The “Offset” (1507) field is used if the DEntry corresponds to a File. FEntry structures need not necessarily be located at the start of a disk sector block so that FEntry structures can be packed in a disk block. The offset field indicates the byte offset from a disk block to obtain the FEntry structure. In case the DEntry corresponds to a directory, this field is unused.

The “Name” (1509) field indicates the name of the directory or file.

The “Name Length” (1508) field indicates the length of the name.

FIG. 16 illustrates the metadata layout for a FEntry (1600).

The “File Size” (1601) field indicates the file's size in bytes.

The “Start BlkMap Disk ID” (1602) and “Start BlkMap Block Number” (1603) fields together indicate the location of the BlkMap corresponding to the start of the file data.

The “Start BlkEntry ID” (1604) field corresponds to the entry id within the Start BlkMap which corresponds to the start of the file data.

Likewise the “End BlkMap Disk ID” (1606), “End BlkMap Block Number” (1607) and “End BlkEntry ID” (1608) give information about the BlkMap and BlkEntry which correspond to the end of the file data.

The “Start BlkEntry Offset” (1605) corresponds to the offset within the data span information maintained by the start BlkEntry which indicates the start of the file data. Like wise the “End BlkEntry Offset” (1609) indicates the end of the file data within the data span information maintained by the BlkEntry.

Thus given the BlkMap(s) and BlkEntry(s) information, data corresponding to a file can be accessed.

The “Sparse Lookup Disk ID” (1614) and “Sparse Lookup Block Number” (1615) indicate the location of the SparseLookup block for the file. In case the file is not a sparse file, the values are zero in these fields. A sparse file is on wherein there are gaps between the file data. These gaps are generally treated as a sequence of zeros, but the gap bytes themselves are not backed up. The dataset usually contains information about the non sparse file data segments in the file header information or file segment header information.

The fingerprint computed for the file data is stored in the “DDLookup” structure (1610) (described further below). If the file size is large and multiple DDLookup(s) are needed, then the DDLookup(s) are stored on a separate disk block and the “DDLookup Disk ID” (1611), “DDLookup Block Number” (1612) and “DDLookup Length” (1613) indicate the location of the block.

The SparseLookup (1700) block maintains information about the non sparse file segments as illustrated in FIG. 17.

The “Num SparseInfo(s)” (1701) field indicates the number of SparseInfo(s) (1704) structures in the SparseLookup block.
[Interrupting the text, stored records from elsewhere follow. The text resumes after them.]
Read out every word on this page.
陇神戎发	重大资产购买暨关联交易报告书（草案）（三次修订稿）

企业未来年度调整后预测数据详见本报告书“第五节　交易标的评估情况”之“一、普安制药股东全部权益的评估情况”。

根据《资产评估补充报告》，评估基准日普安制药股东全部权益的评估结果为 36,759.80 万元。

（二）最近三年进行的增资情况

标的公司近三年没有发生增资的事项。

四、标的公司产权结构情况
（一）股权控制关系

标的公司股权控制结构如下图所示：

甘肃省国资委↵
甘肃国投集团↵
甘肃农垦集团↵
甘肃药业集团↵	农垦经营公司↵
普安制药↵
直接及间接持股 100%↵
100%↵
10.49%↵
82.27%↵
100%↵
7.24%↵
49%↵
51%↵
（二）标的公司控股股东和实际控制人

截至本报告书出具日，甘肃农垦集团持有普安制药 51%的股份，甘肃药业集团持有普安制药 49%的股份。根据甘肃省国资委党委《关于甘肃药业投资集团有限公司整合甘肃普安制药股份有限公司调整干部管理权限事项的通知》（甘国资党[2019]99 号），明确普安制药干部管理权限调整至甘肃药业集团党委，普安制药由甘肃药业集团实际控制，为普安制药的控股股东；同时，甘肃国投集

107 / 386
In case the number of SparseInfo(s) (1704) required are many, multiple SparseLookup blocks would be needed. The location of the next SparseLookup block is indicated by the “Next SparseLookup Disk ID” (1702) and “Next SparseLookup Block Number” (1703) fields Following the “Next SparseLookup Block Number” (1703) field are the SparseInfo structures (1704).

FIG. 18 illustrates the metadata layout of a SparseInfo structure (1704). The SparseInfo (1704) structure is similar to the FEntry (1600) structure. Each SparseInfo (1704) maintains information about a non sparse file segment. The fingerprint computed for the sparse file segment is stored in the “DDLookup” structure (1610) (described further below) of the SparseInfo. If the sparse file segment is large and multiple DDLookup(s) are needed, then the DDLookup(s) are stored on a separate disk block and the “DDLookup Disk ID” (1807), “DDLookup Block Number” (1808) and “DDLookup Length” (1809) indicate the location of the block.

The “File Offset” (1805) field indicates the offset of the file data the sparse file segment corresponds to.

FIG. 19 illustrates the metadata layout of a DDLookup structure (1610).

The DDLookup structure contains information regarding the location of a file segment (or a sparse file segment) and the fingerprint for the file segment. File data can be broken down into multiple segments and the fingerprint computed for the file segments rather than for the whole file. The reason for this is that if the fingerprint is computed for the entire file and the next time the same file were to be backed up but only a single byte were changed, the entire file would be considered to have changed. If the file data was broken down to multiple segments the probability of the fingerprint for a file segment matching the fingerprint for a file segment from a previous dataset is higher.

The “Segment Size” (1902 indicates the size of the file segment for which the fingerprint has been computed. In case the fingerprint is for the entire file data the segment size is equal to the file size.

The “File Offset” (1903) indicates the offset within the file data from where in the file segment starts. In case the fingerprint is computed for the entire file data, this field contains a zero value.

The “Start BlkMap Disk ID” (1904), “Start BlkMap Block Number” (1905), “Start BlkEntry ID” (1906), “Start BlkEntry Offset” (1907) indicate the location of the file segment data.

The “Hash/Fingerprint” (1908) field contains the fingerprint computed for the file segment data.

The DDLookup (1610) information is maintained as a part of the FEntry structure (1600) itself if the fingerprint is computed for the entire file data. Else the DDLookup information is maintained in a separate disk block as indicated by the “DDLookup Disk ID” and “DDLookup Block Number” fields.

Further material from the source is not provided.